Mykonos : une carte postale

Mykonos : Kastro
Pique-nique devant le Kastro église blanche, massive et compliquée dont la silhouette symbolise Mykonos jusque sur la carrosserie des taxis. Blanche avec ses coupoles, contreforts irréguliers, frontons triangulaires. A l’heure de midi, le ciel est trop clair, l’église peinte à la chaux ne se détache pas. Il faudra revenir plus tard pour les photos.
On a l’impression de se promener dans un catalogue d’agence de voyage : tout est parfait, les murs blancs, les rues dallées de marbre, les balcons bleus, les vitrines des bijoutiers de si bon goût…La marchande de gilets crochetés n’a suspendu que du blanc et de la belle qualité.
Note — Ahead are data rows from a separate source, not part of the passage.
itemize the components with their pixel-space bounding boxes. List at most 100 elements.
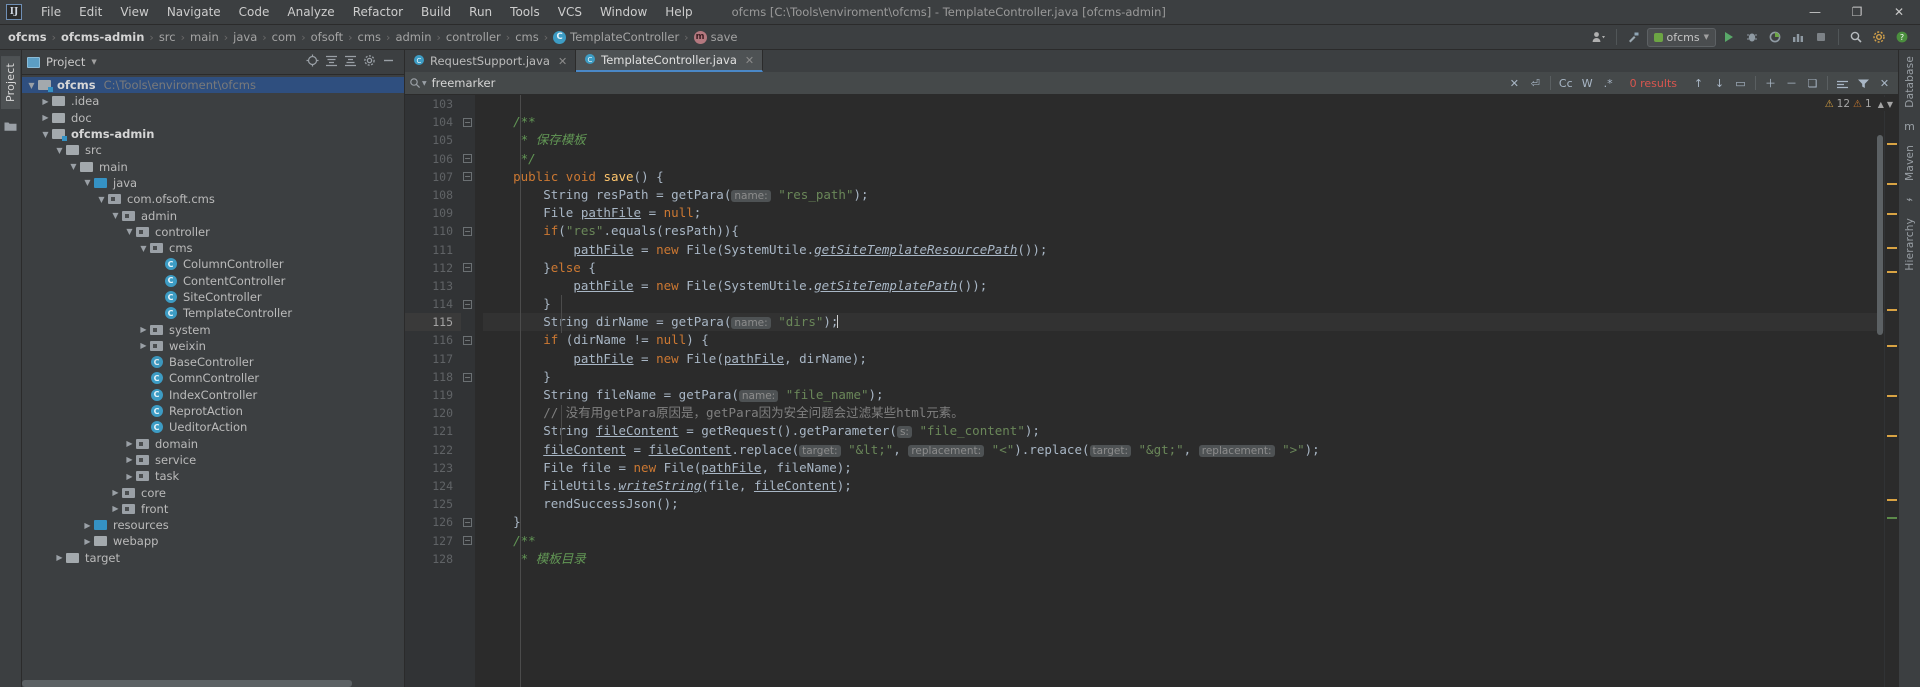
copy-icon[interactable]: ❏ (1803, 74, 1822, 93)
tree-node-webapp[interactable]: ▶ webapp (22, 533, 404, 549)
expand-all-icon[interactable] (344, 55, 357, 70)
error-stripe-marker-bar[interactable] (1884, 95, 1898, 687)
fold-end-icon[interactable]: − (463, 263, 472, 273)
code-line[interactable]: public void save() { (483, 168, 1884, 186)
add-line-icon[interactable]: ＋ (1761, 74, 1780, 93)
chevron-down-icon[interactable]: ▼ (96, 195, 107, 204)
tool-window-database-tab[interactable]: Database (1904, 56, 1916, 108)
breadcrumb-item-ofcms-admin[interactable]: ofcms-admin (61, 30, 144, 44)
tree-node-admin[interactable]: ▼ admin (22, 207, 404, 223)
code-line[interactable]: pathFile = new File(SystemUtile.getSiteT… (483, 277, 1884, 295)
line-number[interactable]: 116 (405, 331, 461, 349)
line-number[interactable]: 127 (405, 532, 461, 550)
line-number[interactable]: 106 (405, 150, 461, 168)
breadcrumb-item-cms[interactable]: cms (358, 30, 382, 44)
line-number[interactable]: 119 (405, 386, 461, 404)
filter-icon[interactable] (1854, 74, 1873, 93)
select-all-occurrences-icon[interactable]: ▭ (1731, 74, 1750, 93)
code-line[interactable]: */ (483, 150, 1884, 168)
menu-refactor[interactable]: Refactor (344, 2, 412, 22)
line-number[interactable]: 115 (405, 313, 461, 332)
fold-collapse-icon[interactable]: − (463, 172, 472, 182)
code-line[interactable]: String fileName = getPara(name: "file_na… (483, 386, 1884, 404)
code-line[interactable]: String fileContent = getRequest().getPar… (483, 422, 1884, 440)
fold-collapse-icon[interactable]: − (463, 117, 472, 127)
chevron-down-icon[interactable]: ▼ (26, 81, 37, 90)
tree-node-weixin[interactable]: ▶ weixin (22, 338, 404, 354)
tree-node-cms[interactable]: ▼ cms (22, 240, 404, 256)
stripe-warning-marker[interactable] (1887, 395, 1897, 397)
fold-collapse-icon[interactable]: − (463, 226, 472, 236)
preserve-case-icon[interactable] (1833, 74, 1852, 93)
regex-icon[interactable]: .* (1599, 74, 1618, 93)
code-text[interactable]: /** * 保存模板 */ public void save() { Strin… (475, 95, 1884, 687)
line-number[interactable]: 108 (405, 186, 461, 204)
inspection-widget[interactable]: ⚠ 12 ⚠ 1 ▲ ▼ (1821, 97, 1896, 111)
structure-folder-icon[interactable] (4, 121, 17, 135)
close-icon[interactable]: ✕ (558, 55, 567, 68)
remove-line-icon[interactable]: － (1782, 74, 1801, 93)
stripe-warning-marker[interactable] (1887, 183, 1897, 185)
stripe-warning-marker[interactable] (1887, 499, 1897, 501)
chevron-right-icon[interactable]: ▶ (82, 537, 93, 546)
scrollbar-thumb[interactable] (1877, 135, 1883, 335)
tree-node-target[interactable]: ▶ target (22, 550, 404, 566)
settings-icon[interactable] (363, 54, 376, 70)
fold-collapse-icon[interactable]: − (463, 536, 472, 546)
breadcrumb-item-main[interactable]: main (190, 30, 219, 44)
line-number[interactable]: 123 (405, 459, 461, 477)
stripe-warning-marker[interactable] (1887, 143, 1897, 145)
editor-vertical-scrollbar[interactable] (1877, 95, 1883, 687)
code-line[interactable]: pathFile = new File(pathFile, dirName); (483, 350, 1884, 368)
tree-node--idea[interactable]: ▶ .idea (22, 93, 404, 109)
tree-node-java[interactable]: ▼ java (22, 175, 404, 191)
breadcrumb-item-save[interactable]: m save (693, 30, 738, 44)
run-configuration-selector[interactable]: ofcms ▼ (1646, 27, 1716, 47)
settings-icon[interactable] (1869, 27, 1889, 47)
line-number[interactable]: 113 (405, 277, 461, 295)
menu-help[interactable]: Help (656, 2, 701, 22)
stripe-warning-marker[interactable] (1887, 247, 1897, 249)
stop-icon[interactable] (1811, 27, 1831, 47)
next-icon[interactable]: ↓ (1710, 74, 1729, 93)
tree-node-src[interactable]: ▼ src (22, 142, 404, 158)
debug-icon[interactable] (1742, 27, 1762, 47)
tree-node-ueditoraction[interactable]: ·C UeditorAction (22, 419, 404, 435)
project-tree[interactable]: ▼ ofcms C:\Tools\enviroment\ofcms ▶ .idea ▶ do… (22, 75, 404, 687)
breadcrumb-item-src[interactable]: src (159, 30, 176, 44)
breadcrumb-item-java[interactable]: java (233, 30, 257, 44)
tree-node-ofcms-admin[interactable]: ▼ ofcms-admin (22, 126, 404, 142)
code-line[interactable]: } (483, 368, 1884, 386)
stripe-change-marker[interactable] (1887, 517, 1897, 519)
menu-edit[interactable]: Edit (70, 2, 111, 22)
tool-window-maven-tab[interactable]: Maven (1904, 145, 1916, 181)
breadcrumb-item-controller[interactable]: controller (446, 30, 501, 44)
tree-node-com-ofsoft-cms[interactable]: ▼ com.ofsoft.cms (22, 191, 404, 207)
tree-node-sitecontroller[interactable]: ·C SiteController (22, 289, 404, 305)
chevron-down-icon[interactable]: ▼ (110, 211, 121, 220)
chevron-right-icon[interactable]: ▶ (40, 113, 51, 122)
tool-window-project-tab[interactable]: Project (1, 56, 20, 110)
chevron-right-icon[interactable]: ▶ (54, 553, 65, 562)
stripe-warning-marker[interactable] (1887, 213, 1897, 215)
menu-navigate[interactable]: Navigate (158, 2, 230, 22)
chevron-down-icon[interactable]: ▼ (40, 130, 51, 139)
breadcrumb-item-com[interactable]: com (272, 30, 297, 44)
stripe-warning-marker[interactable] (1887, 435, 1897, 437)
minimize-button[interactable]: — (1794, 0, 1836, 24)
line-number-gutter[interactable]: 103 104 105 106 107 108 109 110 111 112 113 114 115 1… (405, 95, 461, 687)
close-button[interactable]: ✕ (1878, 0, 1920, 24)
project-view-chevron-down-icon[interactable]: ▼ (91, 58, 96, 66)
menu-view[interactable]: View (111, 2, 157, 22)
menu-file[interactable]: File (32, 2, 70, 22)
breadcrumb-item-templatecontroller[interactable]: C TemplateController (553, 30, 679, 44)
chevron-down-icon[interactable]: ▼ (138, 244, 149, 253)
tree-node-main[interactable]: ▼ main (22, 158, 404, 174)
tree-node-task[interactable]: ▶ task (22, 468, 404, 484)
line-number[interactable]: 125 (405, 495, 461, 513)
code-line[interactable]: File file = new File(pathFile, fileName)… (483, 459, 1884, 477)
tree-node-system[interactable]: ▶ system (22, 321, 404, 337)
stripe-warning-marker[interactable] (1887, 271, 1897, 273)
find-close-toolbar-icon[interactable]: ✕ (1875, 74, 1894, 93)
code-line[interactable]: } (483, 295, 1884, 313)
Mykonos : café frappé et ouzo!

.Aujourd’hui, dimanche, la ville est animée mais pas trop. La terrasse du plus joli café au bord de l’eau est vide. Le garçon prévenant, presque câlin, nous invite et nous apporte un café frappé et un ouzo. Ils coûteront 12€, mais quelle importance ? Il faut bien mettre le prix à cette journée de luxe.
J’ai sorti mon carnet moleskine. J’adore dessiner au café ! Dans chaque île grecque une terrasse bien située est restée gravée dans ma mémoire. A droite les façades blanches avec les balcons suspendus au dessus de l’eau limpide. En face, au fond la rangée des moulins et au premier plan les chaises laquées de gris.
Un pélican fait une apparition remarquée. Des japonaises veulent se faire photographier en sa compagnie. Le garçon intervient :
– « Attention, l’oiseau peut être agressif ! »
En effet, il pince la minijupe de la Japonaise qui rit aux éclats.

Le soleil cogne si fort que nous sommes obligées de quitter notre table du bord de l’eau pour déambuler comme les autres touristes dans les rues qui commencent à se remplir.
Au-delà des moulins, une plage minuscule est occupée par une barque. Je me déchausse et me trempe les pieds endoloris.